Copyright Issues and My Church

I have strong feelings about copyright law. I'm not an attorney, but I AM a writer and care about proper credit for published work and maintaining rights. My church doesn't see things the same way I do. And I'm not sure if I should say anything, and if so what.

Last Sunday, 11/8, a performance of a piece of music from a worship service was recorded and published on Facebook (although not the sermon of course...I think my blinding rage is turning to eye-rolling annoyance, so that's progress). I have recommended against doing this without getting permission first, but that advice went unheeded. Not that I'm surprised about that. 

There are mechanical licenses that can be obtained to grant permission to broadcast music recordings from worship services. I think we obtain permission to perform pieces during the services, so maybe that covers the re-broadcasting permission too and I'm overreacting. But I don't think so because when someone asked me about it before copying the music director and I wrote back with my "don't do this unless we get permission" she didn't chime in with "we've already got permission through these performance licenses." SO...

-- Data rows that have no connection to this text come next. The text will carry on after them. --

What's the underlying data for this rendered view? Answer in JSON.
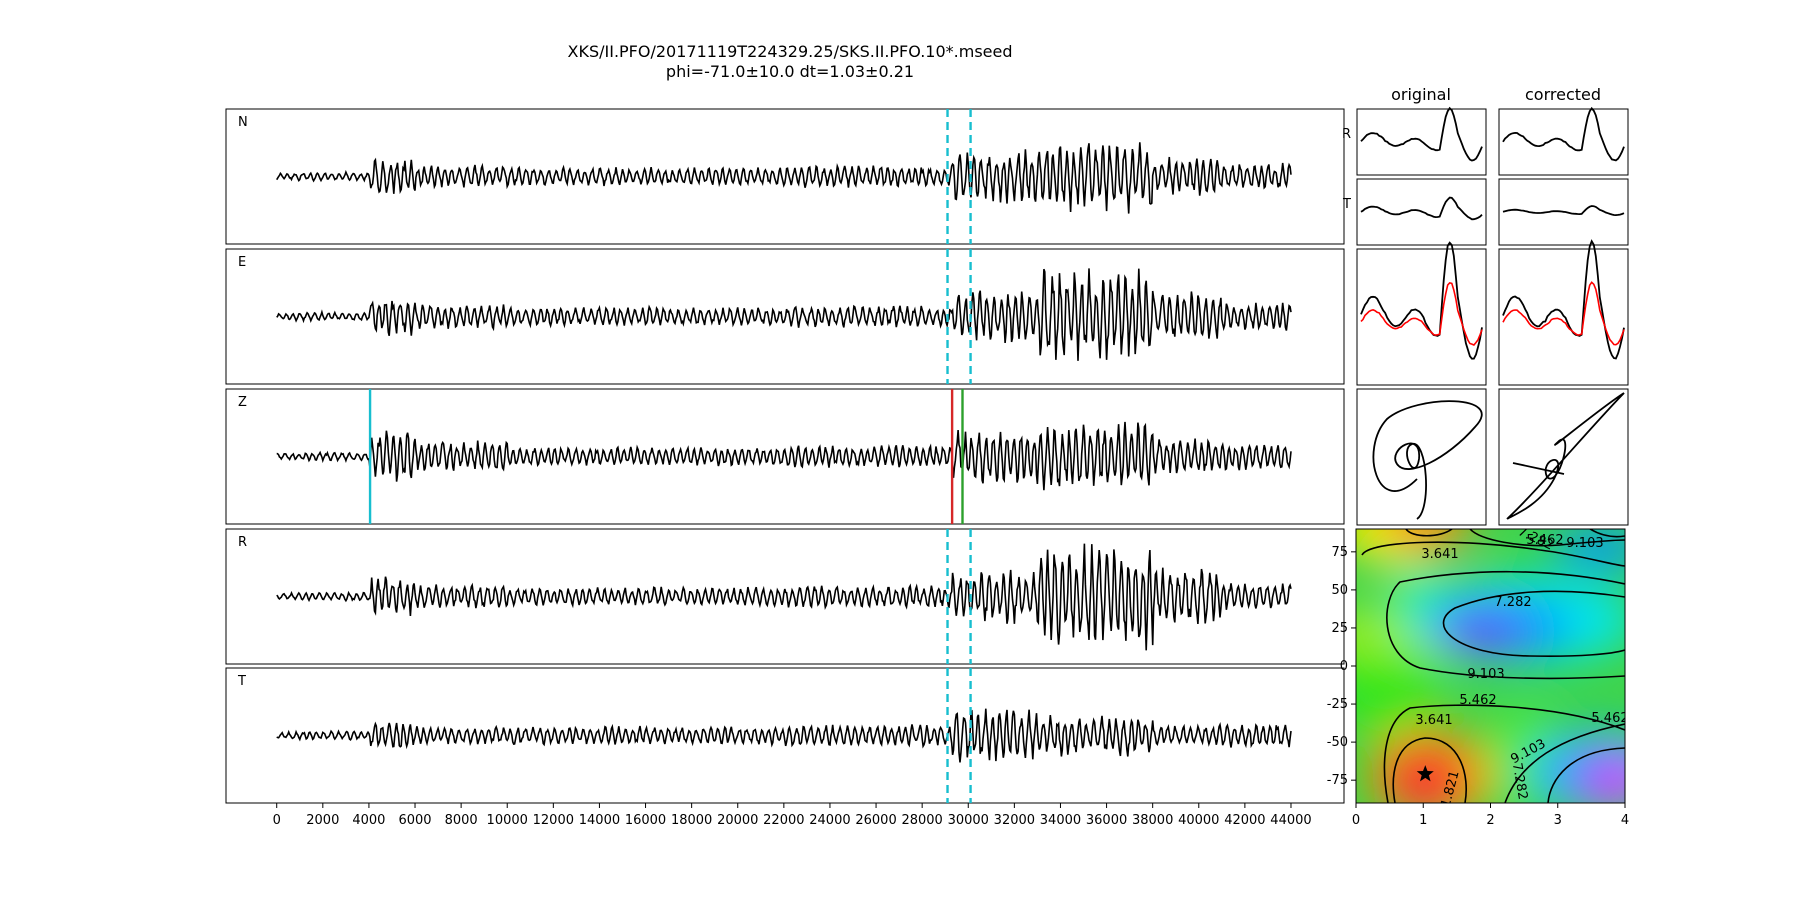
{
  "title": {
    "line1": "XKS/II.PFO/20171119T224329.25/SKS.II.PFO.10*.mseed",
    "line2": "phi=-71.0±10.0 dt=1.03±0.21"
  },
  "colors": {
    "window_marker": "#17becf",
    "pick_red": "#d62728",
    "pick_green": "#2ca02c",
    "corrected_red": "#ff0000",
    "trace": "#000000"
  },
  "chart_data": [
    {
      "type": "line",
      "name": "seismograms",
      "traces": [
        "N",
        "E",
        "Z",
        "R",
        "T"
      ],
      "xlim": [
        -2200,
        46300
      ],
      "x_ticks": [
        0,
        2000,
        4000,
        6000,
        8000,
        10000,
        12000,
        14000,
        16000,
        18000,
        20000,
        22000,
        24000,
        26000,
        28000,
        30000,
        32000,
        34000,
        36000,
        38000,
        40000,
        42000,
        44000
      ],
      "x_tick_labels": [
        "0",
        "2000",
        "4000",
        "6000",
        "8000",
        "10000",
        "12000",
        "14000",
        "16000",
        "18000",
        "20000",
        "22000",
        "24000",
        "26000",
        "28000",
        "30000",
        "32000",
        "34000",
        "36000",
        "38000",
        "40000",
        "42000",
        "44000"
      ],
      "data_range": [
        0,
        44000
      ],
      "window_start": 29100,
      "window_end": 30100,
      "z_markers": [
        {
          "x": 4050,
          "color": "cyan"
        },
        {
          "x": 29300,
          "color": "red"
        },
        {
          "x": 29750,
          "color": "green"
        }
      ]
    },
    {
      "type": "line",
      "name": "particle_motion",
      "columns": [
        "original",
        "corrected"
      ],
      "rows": [
        "R",
        "T"
      ],
      "notes": "windowed R/T components, E/N overlays and particle motion for original and corrected"
    },
    {
      "type": "heatmap",
      "name": "error_surface",
      "xlim": [
        0,
        4
      ],
      "ylim": [
        -90,
        90
      ],
      "x_ticks": [
        0,
        1,
        2,
        3,
        4
      ],
      "y_ticks": [
        -75,
        -50,
        -25,
        0,
        25,
        50,
        75
      ],
      "contour_labels": [
        "1.821",
        "3.641",
        "5.462",
        "7.282",
        "9.103"
      ],
      "best_fit": {
        "dt": 1.03,
        "phi": -71.0
      }
    }
  ]
}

We're also doing an Advent devotional this year, and someone had the bright idea to make it a daily email. Guess who got to figure out how to implement that idea? That's right, me. But I figured it out (I THINK), even though using the new website content management system doesn't make anything easy. (In retrospect I should do like Upper Room and make a separate Blogger Blog with FeedBurner to manage the auto-emails, but I've already got this set up so we're at least going to try it out.)

Anyway, for the devotionals we asked members of the congregation to write, and some did. (I actually wrote two, and Jane drew a picture.) But we didn't get enough devotionals to cover all of Advent. So for the days without a church-specific devotional the associate pastor just pulled out some of her favorites from other published Advent books.

Uh...

I'm concerned that we don't have permission to use the three or four devotionals that are not church-specific, and I'm not comfortable sending out an email from our church claiming someone else's words as our own even if we do cite the book it originally came from. I did raise this issue with the associate pastor to ask if we had permission to use them. No response, so I probably won't get one unless I push it again.

It's entirely possible I'm overreacting in either or both cases. What do you think? Should I say something more? Let it go? I don't work there but I am involved.

1 comment:

Sydney said...

We who respect copyright law are in the minority. It seems like a law similar to the speed limit. People know they exist but are willing to break them and they probably won't get caught. And if they do? Probably no jail time, just a fine.

My pastor told me that our conference pays for copyright licenses for all Oklahoma Methodist churches. It's a line item on our apportionment list. I'm not sure what it covers though. Performance? Words on the screens? I should find out.

I could go on and on but I've seen too many eyes glass over when I do, so I won't.